最初に登壇した同社のJINS MEME 開発担当 井上一鷹氏は、冒頭に「人間のマルチタスクは、脳の構造上難しい」と述べ、「過剰なマルチタスクは約25%の時間をムダにしていると言われている」と紹介した。人間が集中できる時間は、2,000年の時点では12秒と言われていたが、現代人は8秒以下になっているそうだ。そこで同社は、ひとつのタスクに専念して進めるほうが作業効率が高いであると考え、「集中」というキーワードに着目したという。世の中には、スポーツ選手や棋士、エンジニアなど高い集中力を発揮する「マインドアスリート」と呼ばれる人が多く存在するが、一部の限られた人だけではなく「集中を測る」ことで普通の人でも集中力を鍛えることができると述べた。

JINS MEMEを装着したユーザーの集中状態を計測できる「JINS MEME OFFICE」

次に、今回リリースされた新しい3つのアプリが紹介された。最初は、"集中を計る"アプリ「JINS MEME OFFICE」。JINS MEMEを装着しスマートフォンで集中したい時間を選び計測をスタートさせる。あとは、ひたすらひとつの作業に没頭していれば、アプリがユーザーの集中状態をリアルタイムに計測するという。時間になるとスコアが表示され、測定中に高い集中状態であった時間がわかるという。

画面上の円を見つめて集中力を鍛える「JINS MEME ZEN」

次に紹介されたアプリは、"集中を鍛える"アプリ「JINS MEME ZEN」。瞑想の考え方に基づいて集中力や創造力の向上を目指すもので、例えば集中力を高める「Focused Attention」モードでは、ひとつの対象に注意を傾けることで深い集中を促すトレーニングを実践できる。画面上の円を見つめていると、JINS MEMEがユーザーの瞑想の深さを測定し、終了後はユーザーの瞑想状態の特徴が表示されるということだ。

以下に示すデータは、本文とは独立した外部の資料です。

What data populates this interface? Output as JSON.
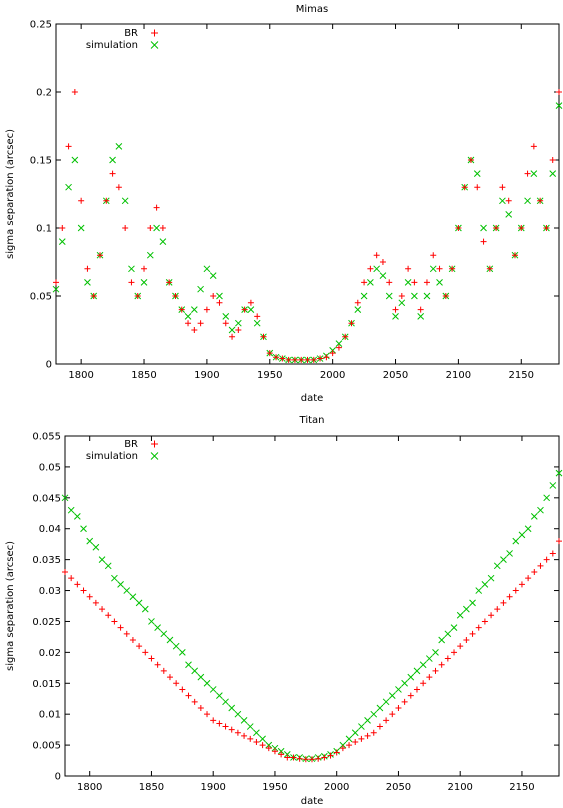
{
  "chart_data": [
    {
      "type": "scatter",
      "title": "Mimas",
      "xlabel": "date",
      "ylabel": "sigma separation (arcsec)",
      "xlim": [
        1780,
        2180
      ],
      "ylim": [
        0,
        0.25
      ],
      "x_ticks": [
        1800,
        1850,
        1900,
        1950,
        2000,
        2050,
        2100,
        2150
      ],
      "y_ticks": [
        0,
        0.05,
        0.1,
        0.15,
        0.2,
        0.25
      ],
      "grid": false,
      "legend_position": "top-left",
      "series": [
        {
          "name": "BR",
          "marker": "plus",
          "color": "#ff0000",
          "x": [
            1780,
            1785,
            1790,
            1795,
            1800,
            1805,
            1810,
            1815,
            1820,
            1825,
            1830,
            1835,
            1840,
            1845,
            1850,
            1855,
            1860,
            1865,
            1870,
            1875,
            1880,
            1885,
            1890,
            1895,
            1900,
            1905,
            1910,
            1915,
            1920,
            1925,
            1930,
            1935,
            1940,
            1945,
            1950,
            1955,
            1960,
            1965,
            1970,
            1975,
            1980,
            1985,
            1990,
            1995,
            2000,
            2005,
            2010,
            2015,
            2020,
            2025,
            2030,
            2035,
            2040,
            2045,
            2050,
            2055,
            2060,
            2065,
            2070,
            2075,
            2080,
            2085,
            2090,
            2095,
            2100,
            2105,
            2110,
            2115,
            2120,
            2125,
            2130,
            2135,
            2140,
            2145,
            2150,
            2155,
            2160,
            2165,
            2170,
            2175,
            2180
          ],
          "y": [
            0.06,
            0.1,
            0.16,
            0.2,
            0.12,
            0.07,
            0.05,
            0.08,
            0.12,
            0.14,
            0.13,
            0.1,
            0.06,
            0.05,
            0.07,
            0.1,
            0.115,
            0.1,
            0.06,
            0.05,
            0.04,
            0.03,
            0.025,
            0.03,
            0.04,
            0.05,
            0.045,
            0.03,
            0.02,
            0.025,
            0.04,
            0.045,
            0.035,
            0.02,
            0.008,
            0.005,
            0.004,
            0.003,
            0.003,
            0.003,
            0.003,
            0.003,
            0.004,
            0.005,
            0.008,
            0.012,
            0.02,
            0.03,
            0.045,
            0.06,
            0.07,
            0.08,
            0.075,
            0.06,
            0.04,
            0.05,
            0.07,
            0.06,
            0.04,
            0.06,
            0.08,
            0.07,
            0.05,
            0.07,
            0.1,
            0.13,
            0.15,
            0.13,
            0.09,
            0.07,
            0.1,
            0.13,
            0.12,
            0.08,
            0.1,
            0.14,
            0.16,
            0.12,
            0.1,
            0.15,
            0.2
          ]
        },
        {
          "name": "simulation",
          "marker": "cross",
          "color": "#00c000",
          "x": [
            1780,
            1785,
            1790,
            1795,
            1800,
            1805,
            1810,
            1815,
            1820,
            1825,
            1830,
            1835,
            1840,
            1845,
            1850,
            1855,
            1860,
            1865,
            1870,
            1875,
            1880,
            1885,
            1890,
            1895,
            1900,
            1905,
            1910,
            1915,
            1920,
            1925,
            1930,
            1935,
            1940,
            1945,
            1950,
            1955,
            1960,
            1965,
            1970,
            1975,
            1980,
            1985,
            1990,
            1995,
            2000,
            2005,
            2010,
            2015,
            2020,
            2025,
            2030,
            2035,
            2040,
            2045,
            2050,
            2055,
            2060,
            2065,
            2070,
            2075,
            2080,
            2085,
            2090,
            2095,
            2100,
            2105,
            2110,
            2115,
            2120,
            2125,
            2130,
            2135,
            2140,
            2145,
            2150,
            2155,
            2160,
            2165,
            2170,
            2175,
            2180
          ],
          "y": [
            0.055,
            0.09,
            0.13,
            0.15,
            0.1,
            0.06,
            0.05,
            0.08,
            0.12,
            0.15,
            0.16,
            0.12,
            0.07,
            0.05,
            0.06,
            0.08,
            0.1,
            0.09,
            0.06,
            0.05,
            0.04,
            0.035,
            0.04,
            0.055,
            0.07,
            0.065,
            0.05,
            0.035,
            0.025,
            0.03,
            0.04,
            0.04,
            0.03,
            0.02,
            0.008,
            0.005,
            0.004,
            0.003,
            0.003,
            0.003,
            0.003,
            0.003,
            0.004,
            0.006,
            0.01,
            0.015,
            0.02,
            0.03,
            0.04,
            0.05,
            0.06,
            0.07,
            0.065,
            0.05,
            0.035,
            0.045,
            0.06,
            0.05,
            0.035,
            0.05,
            0.07,
            0.06,
            0.05,
            0.07,
            0.1,
            0.13,
            0.15,
            0.14,
            0.1,
            0.07,
            0.1,
            0.12,
            0.11,
            0.08,
            0.1,
            0.12,
            0.14,
            0.12,
            0.1,
            0.14,
            0.19
          ]
        }
      ]
    },
    {
      "type": "scatter",
      "title": "Titan",
      "xlabel": "date",
      "ylabel": "sigma separation (arcsec)",
      "xlim": [
        1780,
        2180
      ],
      "ylim": [
        0,
        0.055
      ],
      "x_ticks": [
        1800,
        1850,
        1900,
        1950,
        2000,
        2050,
        2100,
        2150
      ],
      "y_ticks": [
        0,
        0.005,
        0.01,
        0.015,
        0.02,
        0.025,
        0.03,
        0.035,
        0.04,
        0.045,
        0.05,
        0.055
      ],
      "grid": false,
      "legend_position": "top-left",
      "series": [
        {
          "name": "BR",
          "marker": "plus",
          "color": "#ff0000",
          "x": [
            1780,
            1785,
            1790,
            1795,
            1800,
            1805,
            1810,
            1815,
            1820,
            1825,
            1830,
            1835,
            1840,
            1845,
            1850,
            1855,
            1860,
            1865,
            1870,
            1875,
            1880,
            1885,
            1890,
            1895,
            1900,
            1905,
            1910,
            1915,
            1920,
            1925,
            1930,
            1935,
            1940,
            1945,
            1950,
            1955,
            1960,
            1965,
            1970,
            1975,
            1980,
            1985,
            1990,
            1995,
            2000,
            2005,
            2010,
            2015,
            2020,
            2025,
            2030,
            2035,
            2040,
            2045,
            2050,
            2055,
            2060,
            2065,
            2070,
            2075,
            2080,
            2085,
            2090,
            2095,
            2100,
            2105,
            2110,
            2115,
            2120,
            2125,
            2130,
            2135,
            2140,
            2145,
            2150,
            2155,
            2160,
            2165,
            2170,
            2175,
            2180
          ],
          "y": [
            0.033,
            0.032,
            0.031,
            0.03,
            0.029,
            0.028,
            0.027,
            0.026,
            0.025,
            0.024,
            0.023,
            0.022,
            0.021,
            0.02,
            0.019,
            0.018,
            0.017,
            0.016,
            0.015,
            0.014,
            0.013,
            0.012,
            0.011,
            0.01,
            0.009,
            0.0085,
            0.008,
            0.0075,
            0.007,
            0.0065,
            0.006,
            0.0055,
            0.005,
            0.0045,
            0.004,
            0.0035,
            0.003,
            0.003,
            0.0028,
            0.0027,
            0.0027,
            0.0028,
            0.003,
            0.0033,
            0.0038,
            0.0045,
            0.005,
            0.0055,
            0.006,
            0.0065,
            0.007,
            0.008,
            0.009,
            0.01,
            0.011,
            0.012,
            0.013,
            0.014,
            0.015,
            0.016,
            0.017,
            0.018,
            0.019,
            0.02,
            0.021,
            0.022,
            0.023,
            0.024,
            0.025,
            0.026,
            0.027,
            0.028,
            0.029,
            0.03,
            0.031,
            0.032,
            0.033,
            0.034,
            0.035,
            0.036,
            0.038
          ]
        },
        {
          "name": "simulation",
          "marker": "cross",
          "color": "#00c000",
          "x": [
            1780,
            1785,
            1790,
            1795,
            1800,
            1805,
            1810,
            1815,
            1820,
            1825,
            1830,
            1835,
            1840,
            1845,
            1850,
            1855,
            1860,
            1865,
            1870,
            1875,
            1880,
            1885,
            1890,
            1895,
            1900,
            1905,
            1910,
            1915,
            1920,
            1925,
            1930,
            1935,
            1940,
            1945,
            1950,
            1955,
            1960,
            1965,
            1970,
            1975,
            1980,
            1985,
            1990,
            1995,
            2000,
            2005,
            2010,
            2015,
            2020,
            2025,
            2030,
            2035,
            2040,
            2045,
            2050,
            2055,
            2060,
            2065,
            2070,
            2075,
            2080,
            2085,
            2090,
            2095,
            2100,
            2105,
            2110,
            2115,
            2120,
            2125,
            2130,
            2135,
            2140,
            2145,
            2150,
            2155,
            2160,
            2165,
            2170,
            2175,
            2180
          ],
          "y": [
            0.045,
            0.043,
            0.042,
            0.04,
            0.038,
            0.037,
            0.035,
            0.034,
            0.032,
            0.031,
            0.03,
            0.029,
            0.028,
            0.027,
            0.025,
            0.024,
            0.023,
            0.022,
            0.021,
            0.02,
            0.018,
            0.017,
            0.016,
            0.015,
            0.014,
            0.013,
            0.012,
            0.011,
            0.01,
            0.009,
            0.008,
            0.007,
            0.006,
            0.005,
            0.0045,
            0.004,
            0.0035,
            0.003,
            0.003,
            0.0028,
            0.0028,
            0.003,
            0.0032,
            0.0035,
            0.004,
            0.005,
            0.006,
            0.007,
            0.008,
            0.009,
            0.01,
            0.011,
            0.012,
            0.013,
            0.014,
            0.015,
            0.016,
            0.017,
            0.018,
            0.019,
            0.02,
            0.022,
            0.023,
            0.024,
            0.026,
            0.027,
            0.028,
            0.03,
            0.031,
            0.032,
            0.034,
            0.035,
            0.036,
            0.038,
            0.039,
            0.04,
            0.042,
            0.043,
            0.045,
            0.047,
            0.049
          ]
        }
      ]
    }
  ]
}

最後は、"集中に歩み寄る"アプリ「JINS MEME WALK」。井上氏によれば、頭の状態をリフレッシュし、より集中しやすい状態を作るためのウォーキングメニューを提案してくれるものだという。ウォーキングのフォームやスピード、ストライドをリアルタイムに計測&可視化し、終了後にはウォーキングの質をスコアが表示されるほか、その履歴を詳細データとともに振り返ることが可能とのことだ。

より集中しやすい状態を作るためのウォーキングメニューを提案し、計測&可視化する「JINS MEME WALK」

また、JINS MEMEは集中状態を「"まばたき"の状態変化」で定義していると説明した。まばたきは様々な脳活動を反映し、集中すると回数が減少するという。東北大学工学部・高橋信氏が実施したゲームによる実験では、12人中10人が高いワークロード環境下でまばたき回数が減ったということだ。こうした事実により、「まばたきの回数の減少=集中の深さ」と定義したとしている。また、より深い集中状態では、「まばたきの強度」(まばたきの質)にも差が出ることが明らかになったという。伝統工芸品の制作に携わる、熟練工とその弟子の2人がJINS MEMEを装着して作業を行ったところ、両者にまばたきの強度の安定さに差異が認められたという。そのことから「まばたきの強度の安定=集中の持続力」であると定義したということだ。さらに、ヨガの瞑想トレーナーと一般人とでは、まばたきの回数や強度の安定さに大きな違いが見られたと述べた。こうしたまばたきのデータに、JINS MEME計測した「身体の安定性」(JINS MEMEは身体のブレも計測できる)を加味することで「集中」を計測しているということだ。